Visual-CoT  by deepcs233

Research paper advancing multimodal language models

created 1 year ago
354 stars

Top 79.9% on sourcepulse

GitHubView on GitHub
Project Summary

This repository provides the Visual CoT dataset and benchmark for advancing multi-modal language models (MLLMs) in chain-of-thought reasoning. It targets researchers and developers working with MLLMs, offering a comprehensive dataset of 438k question-answer pairs with bounding box annotations to enable fine-grained visual understanding and reasoning.

How It Works

The project introduces a multi-turn processing pipeline for MLLMs that dynamically focuses on specific visual regions, identified by bounding boxes, to generate interpretable reasoning steps. This approach enhances the model's ability to handle complex visual question answering tasks that require precise localization of information. The dataset is built upon the LLaVA framework, leveraging its architecture for visual-language integration.

Quick Start & Requirements

  • Install: Clone the repository and install dependencies using pip install -e . and optionally pip install -e ".[train]".
  • Prerequisites: Python 3.10, Conda environment recommended.

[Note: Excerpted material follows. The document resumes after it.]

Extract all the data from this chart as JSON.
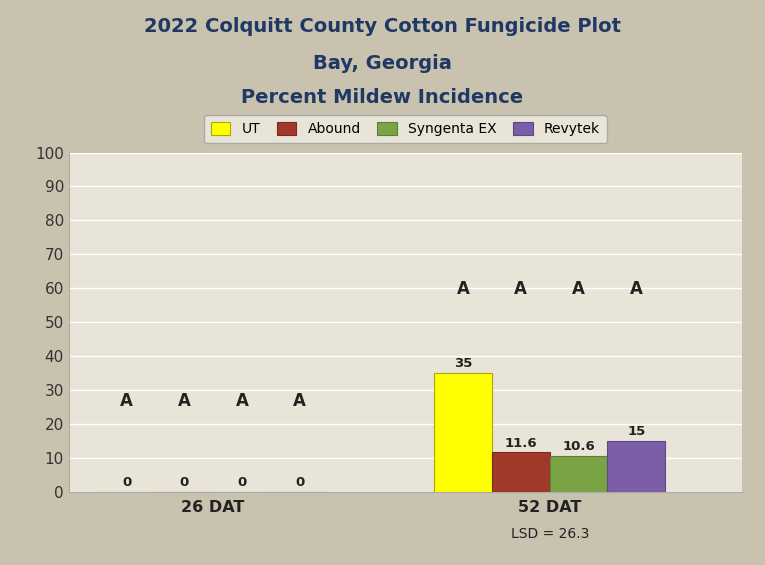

Training requires 8x A100 GPUs (80GB).
  • Resources: Training the feature alignment stage for VisCoT-13B takes ~5.5 hours on 8x A100. Visual instruction tuning takes ~60 hours for VisCoT-7b-224 on 8x A100.
  • Links: Project Page, Dataset, arXiv

Highlighted Details

  • NeurIPS'24 Spotlight paper.
  • 438k question-answer pairs with intermediate bounding box annotations.
  • Supports multi-turn processing for dynamic visual focus.
  • Benchmark evaluates MLLMs on specific local region identification.
  • Offers pre-trained checkpoints for VisCoT-7B and VisCoT-13B models.

Maintenance & Community

The project is based on LLaVA and Vicuna. Further community engagement details are not explicitly provided in the README.

Licensing & Compatibility

  • Code License: Apache License 2.0.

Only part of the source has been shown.